The 6-month progression-free survival (PFS) rate was 75% among those assigned to 480-mg nivolumab every 4 weeks compared with 80% for patients assigned to 240-mg nivolumab every 2 weeks, according to Edward B. Garon, MD, of University of California, Los Angeles.
And median PFS was 12.1 months versus 12.2 months, respectively, as presented here at the ASCO-SITC Clinical Immuno-Oncology Symposium.
The trial, originally designed to be a non-inferiority study comparing the two dosing regimens, experienced slow enrollment due to changes in the treatment landscape of advanced NSCLC, not least of which was the FDA approval of the higher-dose nivolumab regimen.
Garon explained that as such, the results presented here were descriptive only and not powered to draw a conclusion, but said there was nothing in the results that would make him concerned that the 480 mg every-4-week dosing schedule would be inferior.
“In many respects extending the dosing frequency of nivolumab fulfills some of the promise of immunotherapy … the idea that we would be able to decrease the medicalization of the lives of our patients,” he said. “For some people, it would lead to them being able to resume a normal work schedule and for others to have fun, to travel on trips that would take longer than a couple weeks.”
Study discussant Siwen Hu-Lieskovan, MD, PhD, of the Huntsman Cancer Institute in Salt Lake City, agreed that the nivolumab 480 every 4 weeks regimen demonstrated convincing short-term safety data and was suggestive of non-inferiority. But she noted that the enrolled patients had established benefit to the lower-dose, more-frequent schedule, so the trial was really looking at the less-frequent regimen in a maintenance setting.

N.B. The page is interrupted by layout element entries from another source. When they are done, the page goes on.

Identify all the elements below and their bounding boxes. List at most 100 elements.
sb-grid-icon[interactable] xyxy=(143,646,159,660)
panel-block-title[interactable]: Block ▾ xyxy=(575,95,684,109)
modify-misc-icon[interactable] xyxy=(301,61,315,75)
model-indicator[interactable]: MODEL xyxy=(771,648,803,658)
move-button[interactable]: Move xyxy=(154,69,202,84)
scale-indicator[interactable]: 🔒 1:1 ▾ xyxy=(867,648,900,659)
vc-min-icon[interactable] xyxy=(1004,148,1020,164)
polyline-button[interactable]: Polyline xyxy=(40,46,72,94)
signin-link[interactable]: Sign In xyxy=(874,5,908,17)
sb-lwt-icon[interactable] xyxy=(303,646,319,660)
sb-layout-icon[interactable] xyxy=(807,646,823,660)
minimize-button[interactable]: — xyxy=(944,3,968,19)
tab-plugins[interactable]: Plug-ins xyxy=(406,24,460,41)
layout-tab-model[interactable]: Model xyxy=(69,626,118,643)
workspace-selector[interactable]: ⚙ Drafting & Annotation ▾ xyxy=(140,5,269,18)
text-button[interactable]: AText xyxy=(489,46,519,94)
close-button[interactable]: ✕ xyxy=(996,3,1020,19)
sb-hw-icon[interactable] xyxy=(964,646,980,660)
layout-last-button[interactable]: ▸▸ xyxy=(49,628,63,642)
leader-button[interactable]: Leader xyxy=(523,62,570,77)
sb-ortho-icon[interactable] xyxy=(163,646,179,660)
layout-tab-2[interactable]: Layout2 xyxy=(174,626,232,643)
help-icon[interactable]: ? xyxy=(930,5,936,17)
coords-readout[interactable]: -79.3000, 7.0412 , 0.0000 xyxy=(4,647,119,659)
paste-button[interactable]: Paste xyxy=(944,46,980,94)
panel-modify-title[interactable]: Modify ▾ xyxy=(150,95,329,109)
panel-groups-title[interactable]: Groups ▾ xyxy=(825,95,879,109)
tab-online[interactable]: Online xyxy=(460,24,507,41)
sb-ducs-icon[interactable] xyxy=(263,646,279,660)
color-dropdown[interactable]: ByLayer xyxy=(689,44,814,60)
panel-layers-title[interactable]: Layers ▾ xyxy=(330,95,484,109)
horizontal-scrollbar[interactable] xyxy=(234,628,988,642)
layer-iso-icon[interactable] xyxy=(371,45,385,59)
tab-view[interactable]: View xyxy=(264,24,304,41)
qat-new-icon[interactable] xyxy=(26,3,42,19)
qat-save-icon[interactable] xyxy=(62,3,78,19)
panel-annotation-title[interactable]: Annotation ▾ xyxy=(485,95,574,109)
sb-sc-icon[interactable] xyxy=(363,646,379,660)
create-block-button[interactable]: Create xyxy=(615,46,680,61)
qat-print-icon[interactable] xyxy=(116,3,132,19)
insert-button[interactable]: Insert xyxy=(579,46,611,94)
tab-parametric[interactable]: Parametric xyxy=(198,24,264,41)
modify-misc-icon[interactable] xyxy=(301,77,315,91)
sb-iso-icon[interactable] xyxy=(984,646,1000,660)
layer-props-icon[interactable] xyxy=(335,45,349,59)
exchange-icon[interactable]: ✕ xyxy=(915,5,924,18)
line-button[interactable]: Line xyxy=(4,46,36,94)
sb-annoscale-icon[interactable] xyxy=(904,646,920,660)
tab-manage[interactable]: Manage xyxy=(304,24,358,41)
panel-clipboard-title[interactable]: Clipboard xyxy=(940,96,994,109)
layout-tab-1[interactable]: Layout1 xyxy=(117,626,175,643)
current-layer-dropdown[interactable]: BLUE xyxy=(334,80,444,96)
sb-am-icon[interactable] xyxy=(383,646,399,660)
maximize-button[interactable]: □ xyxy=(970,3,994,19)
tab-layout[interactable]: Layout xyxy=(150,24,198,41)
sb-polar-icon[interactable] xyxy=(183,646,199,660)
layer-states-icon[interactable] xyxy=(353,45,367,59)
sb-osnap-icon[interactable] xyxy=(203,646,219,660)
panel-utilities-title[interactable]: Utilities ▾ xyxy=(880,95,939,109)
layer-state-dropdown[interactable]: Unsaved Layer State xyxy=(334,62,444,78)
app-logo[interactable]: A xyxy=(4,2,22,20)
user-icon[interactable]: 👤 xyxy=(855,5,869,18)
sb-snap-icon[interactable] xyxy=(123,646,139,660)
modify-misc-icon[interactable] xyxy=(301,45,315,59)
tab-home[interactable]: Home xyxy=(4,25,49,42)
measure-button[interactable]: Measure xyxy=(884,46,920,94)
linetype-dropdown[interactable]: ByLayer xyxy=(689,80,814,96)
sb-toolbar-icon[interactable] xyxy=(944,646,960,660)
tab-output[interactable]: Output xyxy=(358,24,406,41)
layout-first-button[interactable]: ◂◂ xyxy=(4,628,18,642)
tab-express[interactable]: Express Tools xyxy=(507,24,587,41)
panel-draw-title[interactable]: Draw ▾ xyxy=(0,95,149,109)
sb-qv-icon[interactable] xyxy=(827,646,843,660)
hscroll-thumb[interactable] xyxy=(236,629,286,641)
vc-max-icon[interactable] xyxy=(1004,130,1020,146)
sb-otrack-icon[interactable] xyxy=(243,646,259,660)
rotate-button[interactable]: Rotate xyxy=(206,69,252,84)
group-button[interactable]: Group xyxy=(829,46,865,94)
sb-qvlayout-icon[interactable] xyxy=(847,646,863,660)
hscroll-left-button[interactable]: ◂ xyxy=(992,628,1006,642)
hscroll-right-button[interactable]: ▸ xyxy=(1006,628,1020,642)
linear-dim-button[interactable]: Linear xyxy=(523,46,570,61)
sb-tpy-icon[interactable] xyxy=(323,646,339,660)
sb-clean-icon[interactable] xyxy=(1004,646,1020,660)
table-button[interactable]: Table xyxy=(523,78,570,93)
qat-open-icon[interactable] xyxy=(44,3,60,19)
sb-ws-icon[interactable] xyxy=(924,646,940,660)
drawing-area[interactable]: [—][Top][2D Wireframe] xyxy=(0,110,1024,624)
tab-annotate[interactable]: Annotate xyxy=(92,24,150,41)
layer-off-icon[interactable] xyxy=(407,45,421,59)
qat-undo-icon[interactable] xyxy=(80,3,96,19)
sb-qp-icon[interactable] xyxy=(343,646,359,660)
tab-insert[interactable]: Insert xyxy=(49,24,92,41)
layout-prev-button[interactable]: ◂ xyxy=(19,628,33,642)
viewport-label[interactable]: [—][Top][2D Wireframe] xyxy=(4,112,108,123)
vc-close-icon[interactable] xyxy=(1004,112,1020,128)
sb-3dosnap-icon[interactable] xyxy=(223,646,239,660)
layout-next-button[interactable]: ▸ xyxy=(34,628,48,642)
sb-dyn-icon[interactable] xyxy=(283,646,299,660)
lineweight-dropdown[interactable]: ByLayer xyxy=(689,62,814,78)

The long-term impact on efficacy, durability, and overall survival “still remain to be determined,” Hu-Lieskovan said.
Moving beyond this trial, Hu-Lieskovan said that administration could possibly be made even more convenient by researching the use of subcutaneous injections, and, eventually, making nivolumab a small molecule to allow oral administration.
CheckMate-384 enrolled patients with advanced NSCLC who had been exposed to nivolumab for 12 months or less. Patients were randomly assigned to 240 mg every 2 weeks or 480 mg every 4 weeks, and treated for up to 2 years. Data presented were from 329 of 363 enrolled patients.

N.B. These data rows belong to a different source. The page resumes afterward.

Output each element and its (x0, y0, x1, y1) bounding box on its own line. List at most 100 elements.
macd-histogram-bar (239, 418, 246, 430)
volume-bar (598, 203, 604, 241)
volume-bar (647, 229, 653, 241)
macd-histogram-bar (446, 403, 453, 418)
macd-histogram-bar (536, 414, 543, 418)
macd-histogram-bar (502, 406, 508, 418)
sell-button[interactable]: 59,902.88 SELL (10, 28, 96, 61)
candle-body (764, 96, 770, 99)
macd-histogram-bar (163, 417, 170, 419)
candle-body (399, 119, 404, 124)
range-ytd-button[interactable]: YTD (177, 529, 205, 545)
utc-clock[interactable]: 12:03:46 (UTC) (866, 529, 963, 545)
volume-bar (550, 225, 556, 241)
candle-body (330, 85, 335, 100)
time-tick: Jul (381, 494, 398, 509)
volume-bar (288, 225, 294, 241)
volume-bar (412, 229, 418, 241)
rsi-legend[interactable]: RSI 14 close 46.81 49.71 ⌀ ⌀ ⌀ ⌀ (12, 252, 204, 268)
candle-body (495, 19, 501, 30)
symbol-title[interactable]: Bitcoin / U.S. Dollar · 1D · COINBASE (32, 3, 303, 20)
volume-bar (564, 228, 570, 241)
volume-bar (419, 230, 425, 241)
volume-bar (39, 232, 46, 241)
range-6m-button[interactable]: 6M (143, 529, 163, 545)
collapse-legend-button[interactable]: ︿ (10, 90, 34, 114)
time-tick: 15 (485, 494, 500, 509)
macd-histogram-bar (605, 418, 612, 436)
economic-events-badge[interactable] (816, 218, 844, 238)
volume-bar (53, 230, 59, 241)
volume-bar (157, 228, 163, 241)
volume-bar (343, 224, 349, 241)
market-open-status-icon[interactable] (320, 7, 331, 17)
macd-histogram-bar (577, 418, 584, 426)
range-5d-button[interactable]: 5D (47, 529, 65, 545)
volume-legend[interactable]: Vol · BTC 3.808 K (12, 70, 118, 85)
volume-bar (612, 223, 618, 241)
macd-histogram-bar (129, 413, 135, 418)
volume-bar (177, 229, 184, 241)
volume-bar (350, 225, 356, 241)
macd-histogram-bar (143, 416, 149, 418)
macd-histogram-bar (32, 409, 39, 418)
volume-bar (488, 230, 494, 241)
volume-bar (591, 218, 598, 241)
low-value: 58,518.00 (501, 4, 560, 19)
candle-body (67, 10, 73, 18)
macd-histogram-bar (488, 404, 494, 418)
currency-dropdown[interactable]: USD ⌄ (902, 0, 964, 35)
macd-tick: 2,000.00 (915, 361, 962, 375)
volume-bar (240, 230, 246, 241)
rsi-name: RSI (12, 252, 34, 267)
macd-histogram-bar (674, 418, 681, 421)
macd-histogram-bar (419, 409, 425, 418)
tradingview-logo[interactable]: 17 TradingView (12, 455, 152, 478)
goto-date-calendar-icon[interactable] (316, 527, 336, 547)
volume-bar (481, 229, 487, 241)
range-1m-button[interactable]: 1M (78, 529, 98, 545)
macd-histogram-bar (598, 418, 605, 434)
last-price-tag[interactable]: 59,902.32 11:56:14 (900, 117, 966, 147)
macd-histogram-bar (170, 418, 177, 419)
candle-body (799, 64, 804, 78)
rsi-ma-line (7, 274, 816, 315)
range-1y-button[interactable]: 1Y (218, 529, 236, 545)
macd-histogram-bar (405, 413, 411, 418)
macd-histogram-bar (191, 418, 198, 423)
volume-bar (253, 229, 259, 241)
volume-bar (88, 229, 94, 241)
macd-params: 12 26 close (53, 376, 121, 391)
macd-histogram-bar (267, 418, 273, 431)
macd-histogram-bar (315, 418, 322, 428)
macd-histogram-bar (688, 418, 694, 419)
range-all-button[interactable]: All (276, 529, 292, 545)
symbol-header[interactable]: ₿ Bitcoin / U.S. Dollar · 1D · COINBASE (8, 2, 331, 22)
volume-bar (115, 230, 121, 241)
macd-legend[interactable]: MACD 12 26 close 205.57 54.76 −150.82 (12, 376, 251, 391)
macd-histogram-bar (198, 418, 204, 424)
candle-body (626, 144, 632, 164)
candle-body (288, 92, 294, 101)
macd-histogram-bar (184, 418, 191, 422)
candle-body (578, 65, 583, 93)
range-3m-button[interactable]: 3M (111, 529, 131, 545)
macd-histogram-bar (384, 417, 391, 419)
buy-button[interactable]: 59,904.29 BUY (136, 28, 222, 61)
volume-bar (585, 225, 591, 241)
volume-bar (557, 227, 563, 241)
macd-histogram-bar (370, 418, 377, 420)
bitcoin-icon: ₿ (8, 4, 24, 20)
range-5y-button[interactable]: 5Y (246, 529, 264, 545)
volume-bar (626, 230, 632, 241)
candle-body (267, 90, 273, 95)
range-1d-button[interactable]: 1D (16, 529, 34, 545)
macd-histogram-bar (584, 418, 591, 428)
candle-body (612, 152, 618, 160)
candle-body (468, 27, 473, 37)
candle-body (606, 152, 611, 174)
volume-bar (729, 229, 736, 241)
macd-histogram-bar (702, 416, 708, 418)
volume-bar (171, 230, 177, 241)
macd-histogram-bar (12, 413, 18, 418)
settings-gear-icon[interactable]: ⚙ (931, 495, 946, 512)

Overall, PFS was similar between the two study arms. Subgroup analyses suggested that the 480-mg regimen may have greater PFS benefit in patients with two or more prior lines of therapy (76% for 480 mg vs 61% for 240 mg), and those who had from 9 to 12 months prior exposure to the study drug (92% for 480 mg vs 77% for 240 mg).

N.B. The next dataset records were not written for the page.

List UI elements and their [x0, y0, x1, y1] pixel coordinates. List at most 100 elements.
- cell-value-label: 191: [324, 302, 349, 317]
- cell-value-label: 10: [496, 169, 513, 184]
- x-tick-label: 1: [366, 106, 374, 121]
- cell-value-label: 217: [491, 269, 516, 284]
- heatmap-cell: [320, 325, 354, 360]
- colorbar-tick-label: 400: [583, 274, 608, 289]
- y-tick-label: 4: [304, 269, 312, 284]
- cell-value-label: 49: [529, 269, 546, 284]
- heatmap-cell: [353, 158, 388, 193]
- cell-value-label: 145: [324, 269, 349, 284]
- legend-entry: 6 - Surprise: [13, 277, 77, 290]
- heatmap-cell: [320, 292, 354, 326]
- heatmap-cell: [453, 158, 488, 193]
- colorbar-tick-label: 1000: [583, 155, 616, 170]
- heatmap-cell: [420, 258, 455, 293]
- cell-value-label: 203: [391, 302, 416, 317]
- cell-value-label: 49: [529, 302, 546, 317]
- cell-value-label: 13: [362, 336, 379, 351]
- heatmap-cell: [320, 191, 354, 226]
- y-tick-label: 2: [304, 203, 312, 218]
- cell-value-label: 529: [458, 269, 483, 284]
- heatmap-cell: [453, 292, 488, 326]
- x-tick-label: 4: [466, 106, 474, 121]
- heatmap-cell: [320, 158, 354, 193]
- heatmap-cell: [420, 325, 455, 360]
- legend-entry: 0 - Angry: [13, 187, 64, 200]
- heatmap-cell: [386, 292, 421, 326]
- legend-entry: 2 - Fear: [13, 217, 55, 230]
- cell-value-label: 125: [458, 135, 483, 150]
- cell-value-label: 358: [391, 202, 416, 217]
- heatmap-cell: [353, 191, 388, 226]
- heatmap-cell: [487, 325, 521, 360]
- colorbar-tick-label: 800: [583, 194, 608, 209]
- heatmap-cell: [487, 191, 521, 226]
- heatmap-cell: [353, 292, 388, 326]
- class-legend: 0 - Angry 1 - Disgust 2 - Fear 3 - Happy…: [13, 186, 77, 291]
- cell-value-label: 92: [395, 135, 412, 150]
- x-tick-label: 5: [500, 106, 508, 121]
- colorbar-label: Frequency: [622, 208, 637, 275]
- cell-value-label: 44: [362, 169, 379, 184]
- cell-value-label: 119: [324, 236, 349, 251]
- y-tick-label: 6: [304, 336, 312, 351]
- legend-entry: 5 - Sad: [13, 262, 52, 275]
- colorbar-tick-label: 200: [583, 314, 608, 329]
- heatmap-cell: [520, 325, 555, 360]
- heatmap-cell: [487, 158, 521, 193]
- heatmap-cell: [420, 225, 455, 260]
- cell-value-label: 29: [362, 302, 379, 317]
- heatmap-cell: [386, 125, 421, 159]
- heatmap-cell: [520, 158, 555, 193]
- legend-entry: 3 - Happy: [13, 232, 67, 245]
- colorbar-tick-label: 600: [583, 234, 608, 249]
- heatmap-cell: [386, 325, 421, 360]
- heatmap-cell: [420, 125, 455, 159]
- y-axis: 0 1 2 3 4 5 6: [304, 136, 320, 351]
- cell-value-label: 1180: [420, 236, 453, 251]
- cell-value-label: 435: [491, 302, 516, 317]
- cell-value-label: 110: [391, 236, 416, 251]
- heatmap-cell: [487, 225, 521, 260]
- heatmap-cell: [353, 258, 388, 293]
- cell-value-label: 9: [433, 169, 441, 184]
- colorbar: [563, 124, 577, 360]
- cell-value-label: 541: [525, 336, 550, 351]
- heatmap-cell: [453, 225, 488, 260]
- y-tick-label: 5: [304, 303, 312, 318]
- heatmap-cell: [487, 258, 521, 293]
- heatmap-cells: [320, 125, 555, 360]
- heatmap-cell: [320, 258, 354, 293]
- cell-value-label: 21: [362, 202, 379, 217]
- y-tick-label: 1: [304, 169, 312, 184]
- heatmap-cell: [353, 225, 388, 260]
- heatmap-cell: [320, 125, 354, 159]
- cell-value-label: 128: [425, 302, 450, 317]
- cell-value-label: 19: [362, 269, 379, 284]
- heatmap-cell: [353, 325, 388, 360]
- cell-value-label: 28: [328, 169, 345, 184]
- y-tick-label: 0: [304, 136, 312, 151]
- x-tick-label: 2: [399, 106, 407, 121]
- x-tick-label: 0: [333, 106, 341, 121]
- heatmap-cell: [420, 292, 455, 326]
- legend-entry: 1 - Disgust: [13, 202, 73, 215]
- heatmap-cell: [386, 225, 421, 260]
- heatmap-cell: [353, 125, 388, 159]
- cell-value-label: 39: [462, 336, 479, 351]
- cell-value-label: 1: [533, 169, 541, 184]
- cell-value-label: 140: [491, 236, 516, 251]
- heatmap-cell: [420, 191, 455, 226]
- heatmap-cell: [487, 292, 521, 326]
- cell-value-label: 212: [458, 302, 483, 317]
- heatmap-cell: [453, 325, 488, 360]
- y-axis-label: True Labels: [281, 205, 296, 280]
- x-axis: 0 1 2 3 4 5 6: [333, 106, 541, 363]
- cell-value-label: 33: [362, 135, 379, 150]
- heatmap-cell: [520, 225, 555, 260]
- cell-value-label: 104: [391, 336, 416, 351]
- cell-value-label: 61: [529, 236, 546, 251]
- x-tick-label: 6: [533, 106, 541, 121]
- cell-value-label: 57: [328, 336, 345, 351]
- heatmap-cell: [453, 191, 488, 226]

Data on the co-primary endpoint of PFS at 1 year (53% in both arms) were included in the abstract but not presented.
There was a numerically higher rate of treatment-related adverse events (TRAEs) with the lower-dose, higher-frequency regimen (61% vs 48%). Garon said the discrepancy might be related to the bias of patients coming into the clinic more frequently, and, therefore, having more opportunity to discuss these events.
Rates of serious TRAEs and events leading to discontinuation were similar between the two arms.
Garon and colleagues, and Hu-Lieskovan have received research funding and/or honoraria from various industry entities.